# Programm mit Zeitsteuerung



## DrSeus (7. Mrz 2010)

Abend Leute,

arbeite grad an einem relativ großen Programm welches eigentlich schon fertig ist aber ein ganz wichter Punkt ist noch nicht wirklich umgesetzt.

Und zwar soll das Programm 24/7 lang laufen und mehrmals am Tag eine Datenbank updaten. Bis jetzt wars so das ich einfach in einer schleife gewartet hab bis 4 stunden um waren und dann einfach wieder neu durchlaufen lassen..
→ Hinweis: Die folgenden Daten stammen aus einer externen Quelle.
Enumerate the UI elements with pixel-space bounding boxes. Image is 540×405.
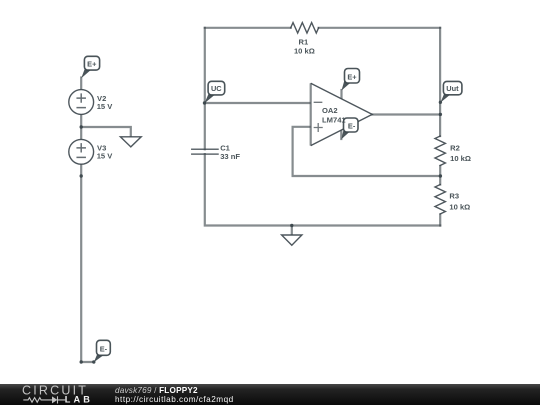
- svg-text:davsk769 / FLOPPY2: davsk769 / FLOPPY2: [115, 386, 198, 395]
- svg-text:10 kΩ: 10 kΩ: [294, 46, 315, 55]
- svg-text:Uut: Uut: [446, 84, 459, 93]
- svg-text:LM741: LM741: [322, 115, 346, 124]
- svg-text:E-: E-: [100, 345, 108, 354]
- svg-text:E+: E+: [347, 73, 357, 82]
- svg-text:10 kΩ: 10 kΩ: [450, 154, 471, 163]
- svg-text:33 nF: 33 nF: [220, 152, 240, 161]
- svg-text:E+: E+: [87, 59, 97, 68]
- svg-text:R2: R2: [450, 144, 460, 153]
- svg-text:LAB: LAB: [65, 395, 93, 405]
- svg-text:R3: R3: [449, 192, 459, 201]
- svg-text:15 V: 15 V: [97, 102, 114, 111]
- svg-text:E-: E-: [348, 122, 356, 131]
- svg-text:UC: UC: [211, 84, 222, 93]
- svg-text:10 kΩ: 10 kΩ: [449, 202, 470, 211]
- svg-text:OA2: OA2: [322, 106, 338, 115]
- svg-text:15 V: 15 V: [97, 152, 114, 161]
- svg-text:http://circuitlab.com/cfa2mqd: http://circuitlab.com/cfa2mqd: [115, 395, 234, 404]
- svg-text:R1: R1: [299, 37, 309, 46]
Jetzt will ich aber das das Programm zu fixen Zeitpunkten den Prozess startet. zB 1:00, 5:00 , 9:00 , 13:00 , 17:00 und 21:00 Uhr und das jeden tag.. ich hab schon ziemlich viel mit Timestamps rumgepfuscht was auch funktioniert aber ich hätte gern eine elegante lösung und da wollt ich mal fragen mit was man da am besten arbeiten könnt. welche lösung es eventuell gibt.. vill könnt ihr mir bisschen weiterhelfen

Quartz hab ich mir schon angeguckt aber das Blick ohne Beispiel mal garnicht und die wenigen die ich gefunden hab haben nicht funktioniert(waren wohl veraltet). 

lg DrSeus


----------



## musiKk (7. Mrz 2010)

Hast Du Dir das Quartz Tutorial angesehen? Als ich mal mit Quartz gearbeitet habe (was zugegebenermaßen auch schon eine Weile her ist), war das ganz Ok. Und wenn nicht alles sofort funktioniert... ja mei, dann muss man eben etwas herumprobieren.

Ansonsten bringt Java ja eine relativ einfache Timer-API mit. Vielleicht reicht die ja schon.


----------



## FArt (7. Mrz 2010)

ScheduledExecutorService (Java 2 Platform SE 5.0)


----------



## DrSeus_ (9. Mrz 2010)

Oky ich habs jetzt geschafft das zum laufen zu bringen.. mit den Cron Expression komm ich aber noch nicht ganz zurecht.. lieg ich richtig in der Annahme das "0 0 0/4 * * ?" bedeutet das das Programm sich alle 4 Stunden ausführt an einem Tag und um 4 Uhr früh damit startet?

lg DrSeus


----------



## kama (9. Mrz 2010)

Hallo,

hier sind die Erklärungen dazu zu finden:

Quartz Scheduler - Documentation - CronTrigger Tutorial

MfG
Karl Heinz Marbaise


----------